A recent Xinhua report revealed that China’s Tianhe-2, once known as the world’s fastest supercomputer, will work on astronomical data following the 2020 construction of the Square Kilometer Array (SKA) in South Africa and Western Australia.
The SKA radio telescope is expected to bring a wealth of knowledge about the evolution of the universe to researchers around the world, according to the project’s website. Using thousands of dishes and up to a million low-frequency antennas spanning over 3,000 kilometers, the SKA will act as a single, giant telescope, estimated to cost €1.5 billion and stretching from South Africa’s Karoo region to Western Australia’s Murchison Shire.
Researchers decided on the regions due to their clear view of the Milky Way and the radio quietness at their remote locations.
An Tao, head of the SKA group of the Shanghai Astronomical Observatory (SHAO) of the Chinese Academy of Sciences (CAS), told Xinhua that an immense amount of observational data will be generated by the advanced radio telescope due to its “extremely high sensitivity, a wide field of view, ultra-fast survey speed and super-high resolution.”
"Compared with traditional telescopes, SKA is more of a 'software' telescope. It will generate data streams far beyond the total internet traffic worldwide," he added.
SHAO, with financial backing from the CAS and China’s Ministry of Science and Technology, has already constructed a prototype regional data hub in preparation for the big data management to come.
The observatory group has also already completed a large-scale integration test of the SKA software with the 33.86-petaflops Tianhe-2 supercomputer.

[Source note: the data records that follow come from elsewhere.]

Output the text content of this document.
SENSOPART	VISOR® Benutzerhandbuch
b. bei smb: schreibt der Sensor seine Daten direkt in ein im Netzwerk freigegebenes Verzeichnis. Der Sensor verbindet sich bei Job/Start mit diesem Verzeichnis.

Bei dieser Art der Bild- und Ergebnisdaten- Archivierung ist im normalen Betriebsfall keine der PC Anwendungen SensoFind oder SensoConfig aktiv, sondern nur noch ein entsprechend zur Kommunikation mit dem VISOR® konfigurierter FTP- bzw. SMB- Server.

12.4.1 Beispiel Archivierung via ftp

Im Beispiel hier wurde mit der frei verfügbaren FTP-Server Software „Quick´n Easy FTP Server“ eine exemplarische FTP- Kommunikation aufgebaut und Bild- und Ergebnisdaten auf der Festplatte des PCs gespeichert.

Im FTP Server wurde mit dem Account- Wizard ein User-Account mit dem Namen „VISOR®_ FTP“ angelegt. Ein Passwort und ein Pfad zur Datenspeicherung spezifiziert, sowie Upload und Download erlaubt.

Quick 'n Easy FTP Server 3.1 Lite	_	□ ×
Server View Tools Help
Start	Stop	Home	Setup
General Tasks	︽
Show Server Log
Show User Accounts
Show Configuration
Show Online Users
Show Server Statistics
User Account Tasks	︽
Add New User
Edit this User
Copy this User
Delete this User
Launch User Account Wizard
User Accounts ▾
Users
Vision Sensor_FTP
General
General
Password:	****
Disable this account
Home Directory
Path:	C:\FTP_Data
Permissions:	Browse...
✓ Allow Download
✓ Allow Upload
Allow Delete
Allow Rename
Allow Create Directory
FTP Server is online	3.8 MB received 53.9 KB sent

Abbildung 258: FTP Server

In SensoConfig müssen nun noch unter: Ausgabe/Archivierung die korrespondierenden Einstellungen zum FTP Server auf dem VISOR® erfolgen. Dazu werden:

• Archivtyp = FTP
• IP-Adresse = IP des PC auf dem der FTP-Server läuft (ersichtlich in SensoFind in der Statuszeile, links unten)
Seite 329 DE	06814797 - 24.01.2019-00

Though the project was made possible through the international collaboration of 13 member countries, including China, An noted that Beijing’s big data team will work closely with the information, communication and computer industries for the betterment of China’s economy.
Back in July, the New Zealand government announced it would cease funding the SKA project over the fear that only a handful of astronomers would be able to benefit from the completed radio telescope.